I know lots of people who find digital hearing aids much better an analogue ones. Even I do, but struggle cos I learned to hear with analogues and find a lot of modern hearing aids annoying to use, the buttons are unreliable, fiddly and take too long to switch mode which is annoying when trying to change modes in a hurry e.g. someone calling you or in a video call.

Kim

  • Timelord
    • Fediverse
Re: Hearing aid tips and advice.
« Reply #112 on: 11 February, 2024, 09:21:07 pm »
...take too long to switch mode which is annoying when trying to change modes in a hurry e.g. someone calling you or in a video call.

I was contemplating that the impatience of hearing people waiting for someone to answer the phone has reached the point where the etiquette has inverted, and in these days of nearly universal CID, a phone call merely functions as a de-facto "call me back" request, with no expectation that one should finish peeing, wash the oil off your hands, fish the baby out of the bath or put your hearing aid in before answering.

Of course, it doesn't work in real life.  Couriers still give you less than 5 seconds to answer the door, and people will babble at you while watching you pick up the dropped battery, put your hearing aid in, and perform the universal mime for busy cursor, before getting annoyed when you ask them to repeat themselves.

Re: Hearing aid tips and advice.
« Reply #113 on: 11 February, 2024, 09:45:54 pm »
people with moderate hearing loss who don’t wear hearing aids seem to develop dementia, a bit sooner, possibly to do with having to concentrate extra to hear.

I think it is more to do with relative social isolation and not being able to fully participate in conversation.

These were from phonak and she said the app is crap, but if the audiologist sets them up okay then they can be really good.

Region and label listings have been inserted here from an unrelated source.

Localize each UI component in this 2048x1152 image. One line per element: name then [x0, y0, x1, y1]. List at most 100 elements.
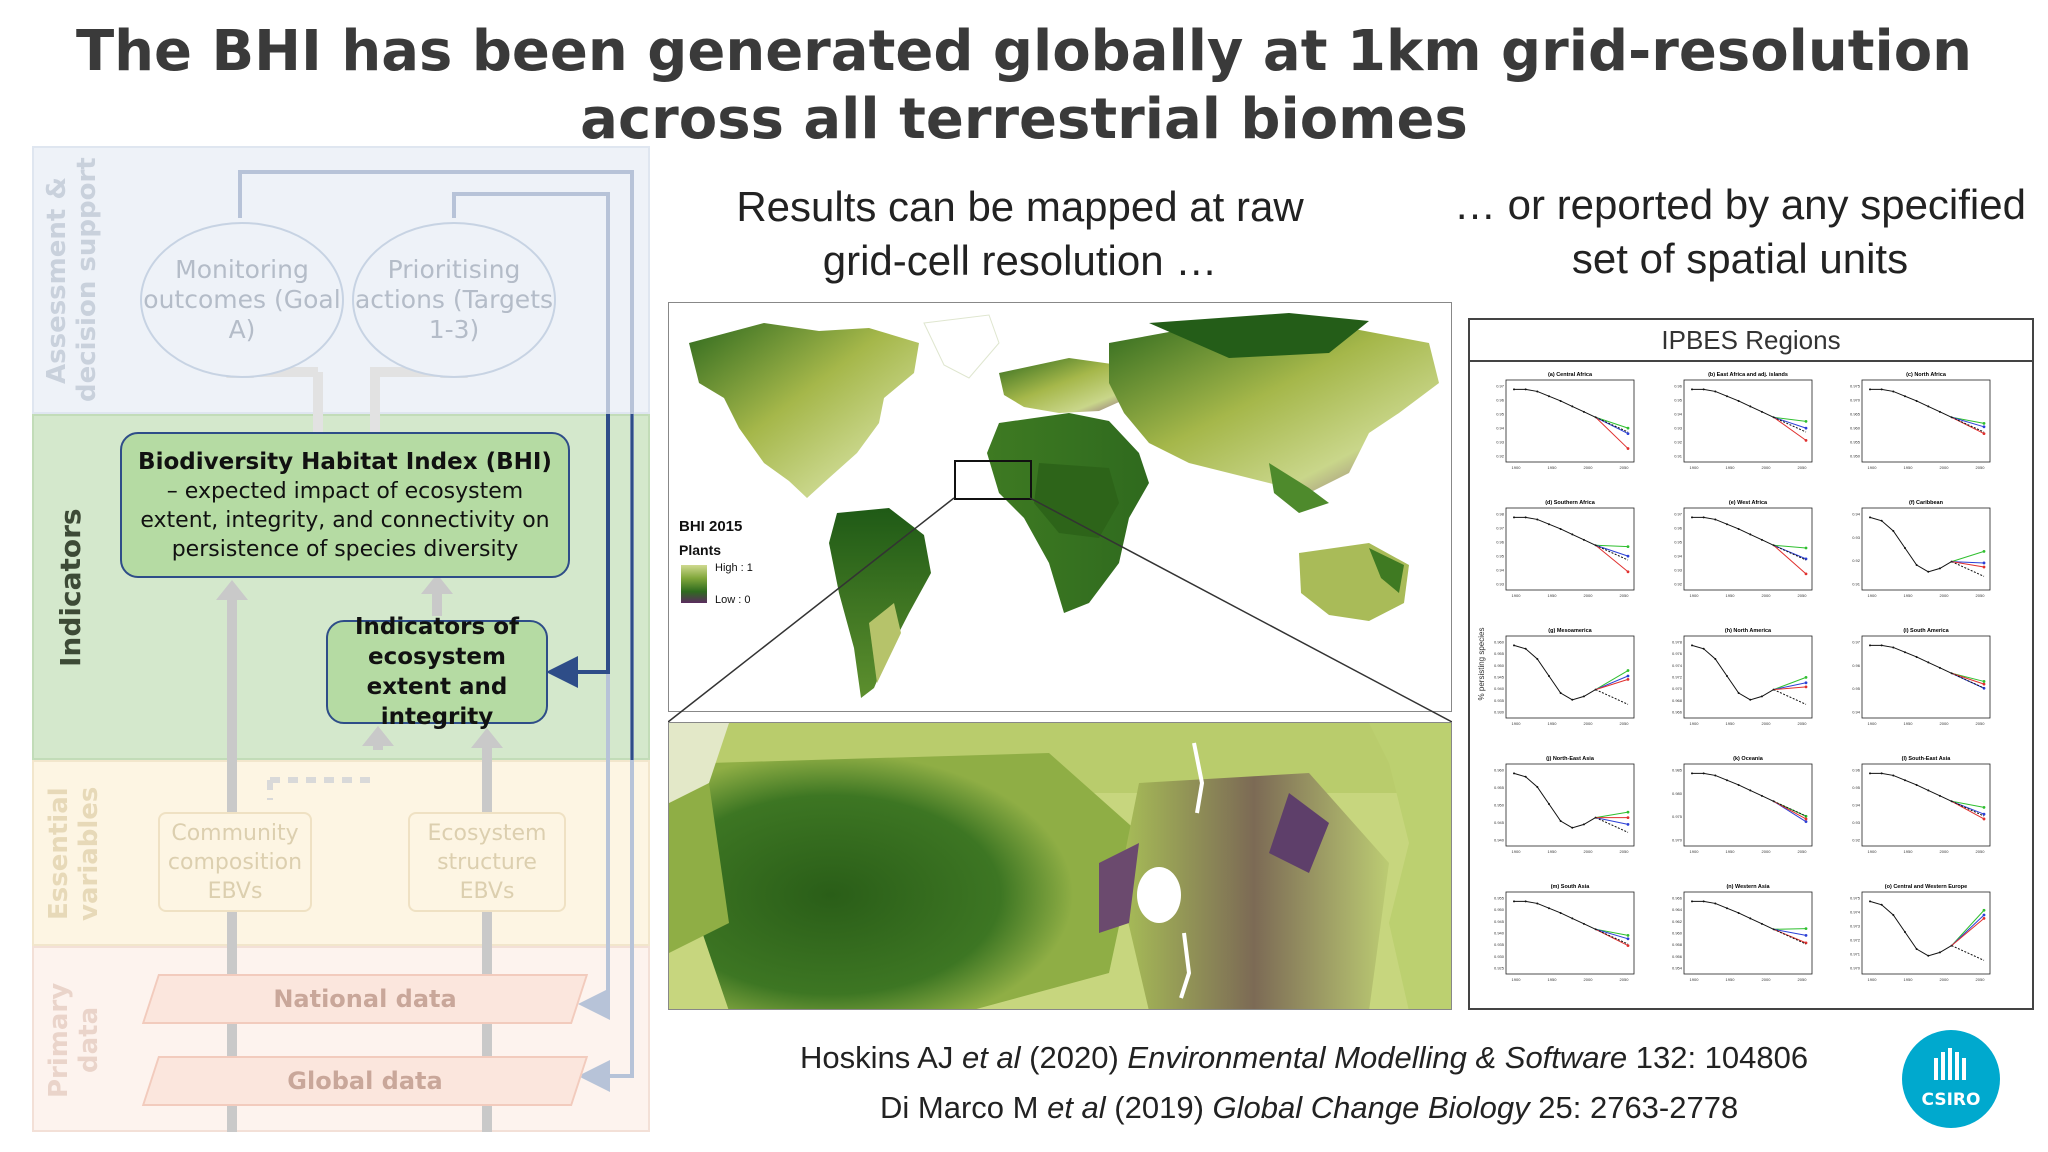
- past-trend-point: [1938, 794, 1941, 797]
- ssp1-scenario-line: [1951, 800, 1985, 808]
- ssp1-scenario-point: [1626, 545, 1630, 549]
- region-panel-title: (e) West Africa: [1729, 500, 1768, 506]
- ssp1-scenario-point: [1982, 422, 1986, 425]
- past-trend-point: [1536, 786, 1539, 788]
- past-trend-point: [1571, 826, 1574, 829]
- region-panel: (n) Western Asia 0.966 0.964 0.962 0.960 0.95…: [1672, 884, 1813, 982]
- region-panel-title: (i) South America: [1903, 628, 1949, 634]
- y-tick-label: 0.93: [1674, 568, 1683, 573]
- ssp5-scenario-line: [1773, 682, 1807, 691]
- past-trend-point: [1749, 533, 1752, 536]
- ssp5-scenario-point: [1804, 934, 1808, 937]
- past-trend-point: [1536, 658, 1539, 660]
- ssp5-scenario-point: [1982, 425, 1986, 429]
- past-trend-point: [1702, 388, 1705, 391]
- y-tick-label: 0.930: [1494, 710, 1505, 715]
- x-tick-label: 1900: [1512, 465, 1522, 470]
- ssp3-scenario-point: [1804, 439, 1808, 442]
- ssp5-scenario-line: [1773, 928, 1807, 936]
- ssp3-scenario-point: [1626, 570, 1630, 574]
- y-tick-label: 0.955: [1494, 896, 1505, 901]
- ssp3-scenario-point: [1982, 432, 1986, 435]
- x-tick-label: 1950: [1726, 593, 1736, 598]
- past-trend-point: [1880, 772, 1883, 775]
- ssp5-scenario-point: [1804, 820, 1808, 824]
- past-trend-point: [1714, 390, 1717, 393]
- ssp1-scenario-line: [1595, 928, 1629, 936]
- x-tick-label: 1950: [1548, 977, 1558, 982]
- past-trend-point: [1702, 647, 1705, 650]
- community-composition-box: Community composition EBVs: [158, 812, 312, 912]
- y-tick-label: 0.92: [1496, 454, 1505, 459]
- reference-1: Hoskins AJ et al (2020) Environmental Mo…: [800, 1040, 1809, 1075]
- past-trend-point: [1571, 405, 1574, 408]
- past-trend-point: [1915, 655, 1918, 658]
- asia: [1109, 321, 1439, 493]
- past-trend-point: [1725, 779, 1728, 782]
- past-trend-extrapolation: [1595, 416, 1629, 433]
- past-trend-extrapolation: [1951, 561, 1985, 577]
- region-panel: (f) Caribbean 0.94 0.93 0.92 0.91 1900 1950 200…: [1852, 500, 1991, 598]
- y-tick-label: 0.96: [1674, 526, 1683, 531]
- y-tick-label: 0.94: [1852, 512, 1861, 517]
- north-america: [689, 323, 919, 498]
- y-tick-label: 0.970: [1672, 686, 1683, 691]
- region-panel: (c) North Africa 0.975 0.970 0.965 0.960 0.95…: [1850, 372, 1991, 470]
- past-trend-point: [1938, 951, 1941, 954]
- region-panel: (i) South America 0.97 0.96 0.95 0.94 1900 195…: [1852, 628, 1991, 726]
- past-trend-point: [1915, 399, 1918, 402]
- ssp5-scenario-line: [1595, 544, 1629, 557]
- world-map: BHI 2015 Plants High : 1 Low : 0: [668, 302, 1452, 712]
- ssp1-scenario-point: [1626, 810, 1630, 814]
- ipbes-panel: IPBES Regions % persisting species (a) C…: [1468, 318, 2034, 1010]
- past-trend-point: [1714, 518, 1717, 521]
- ssp1-scenario-point: [1626, 934, 1630, 937]
- past-trend-point: [1915, 783, 1918, 786]
- ssp5-scenario-line: [1595, 416, 1629, 435]
- x-tick-label: 2050: [1798, 465, 1808, 470]
- past-trend-line: [1869, 900, 1952, 957]
- y-tick-label: 0.92: [1852, 558, 1861, 563]
- past-trend-point: [1869, 516, 1871, 519]
- past-trend-point: [1938, 567, 1941, 570]
- ssp3-scenario-point: [1982, 817, 1986, 821]
- y-tick-label: 0.960: [1850, 426, 1861, 431]
- y-tick-label: 0.91: [1852, 582, 1861, 587]
- x-tick-label: 2050: [1620, 593, 1630, 598]
- past-trend-point: [1513, 900, 1515, 903]
- panels-ylabel: % persisting species: [1477, 628, 1486, 701]
- x-tick-label: 2050: [1798, 977, 1808, 982]
- region-panel-title: (h) North America: [1725, 628, 1772, 634]
- past-trend-point: [1869, 388, 1871, 391]
- past-trend-point: [1714, 902, 1717, 905]
- ssp5-scenario-point: [1982, 686, 1986, 690]
- y-tick-label: 0.971: [1850, 952, 1861, 957]
- past-trend-point: [1513, 516, 1515, 519]
- region-panel: (m) South Asia 0.955 0.950 0.945 0.940 0.935 0…: [1494, 884, 1635, 982]
- map-legend-subtitle: Plants: [679, 542, 721, 558]
- x-tick-label: 2050: [1798, 721, 1808, 726]
- x-tick-label: 2000: [1584, 849, 1594, 854]
- x-tick-label: 2050: [1620, 721, 1630, 726]
- past-trend-point: [1737, 527, 1740, 530]
- csiro-bars-icon: [1934, 1048, 1966, 1080]
- past-trend-point: [1749, 698, 1752, 701]
- ssp3-scenario-line: [1595, 416, 1629, 449]
- past-trend-point: [1869, 644, 1871, 647]
- x-tick-label: 2000: [1940, 593, 1950, 598]
- past-trend-point: [1725, 395, 1728, 398]
- region-panel-title: (j) North-East Asia: [1546, 756, 1595, 762]
- y-tick-label: 0.975: [1850, 384, 1861, 389]
- y-tick-label: 0.94: [1496, 426, 1505, 431]
- ssp1-scenario-line: [1773, 928, 1807, 930]
- y-tick-label: 0.97: [1852, 640, 1861, 645]
- past-trend-point: [1524, 900, 1527, 903]
- x-tick-label: 1900: [1512, 721, 1522, 726]
- ssp3-scenario-point: [1982, 565, 1986, 569]
- past-trend-extrapolation: [1773, 689, 1807, 705]
- past-trend-point: [1702, 516, 1705, 519]
- past-trend-point: [1749, 789, 1752, 792]
- y-tick-label: 0.925: [1494, 966, 1505, 971]
- lake-victoria: [1137, 867, 1181, 923]
- y-tick-label: 0.96: [1852, 663, 1861, 668]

The app is quite crap. You can modify or set programmes but personally I find the only programmes I use are “full auto” and “raw unmodified”, for want of better terms. The latter for music. (Speaking of music, there is a huge variation in how different HA brands sound when listening to music, Bernafon being the best I have had). One of the main things that is crap about the app is that if you want to use it to change between programmes, you have to wait a bit for the app to connect to the HAs first. The app doesn’t allow you to adjust things that would be useful to adjust such as wind noise.

The Phonaks are good. The only negative for me is that, in common with every rechargeable item on this planet, the battery life is not as good as claimed. A night ride, if one is into such things, would require a recharge at some point during the day or evening before said ride, otherwise one will not experience the dawn chorus. As well as the charger / drier, I have a smaller charger which attaches to its own battery. Together they form quite a portable package, although of course you could connect any portable charger to it.

It is all about how they are set up at the time of purchase, a process that has been improved immensely by better fitting tools that have been around for a few years now: a mic is placed in the ear canal which picks up what the HA is delivered to said ear-hole, rather than relying on the user to, under pressure, identify what needs to be changed. I used to need 3 or 4 post-purchase adjustments before this equipment came along, and was usually left thinking that if I had a bit of time with the software I could do a better job myself. Now there is a good chance they will be right first time.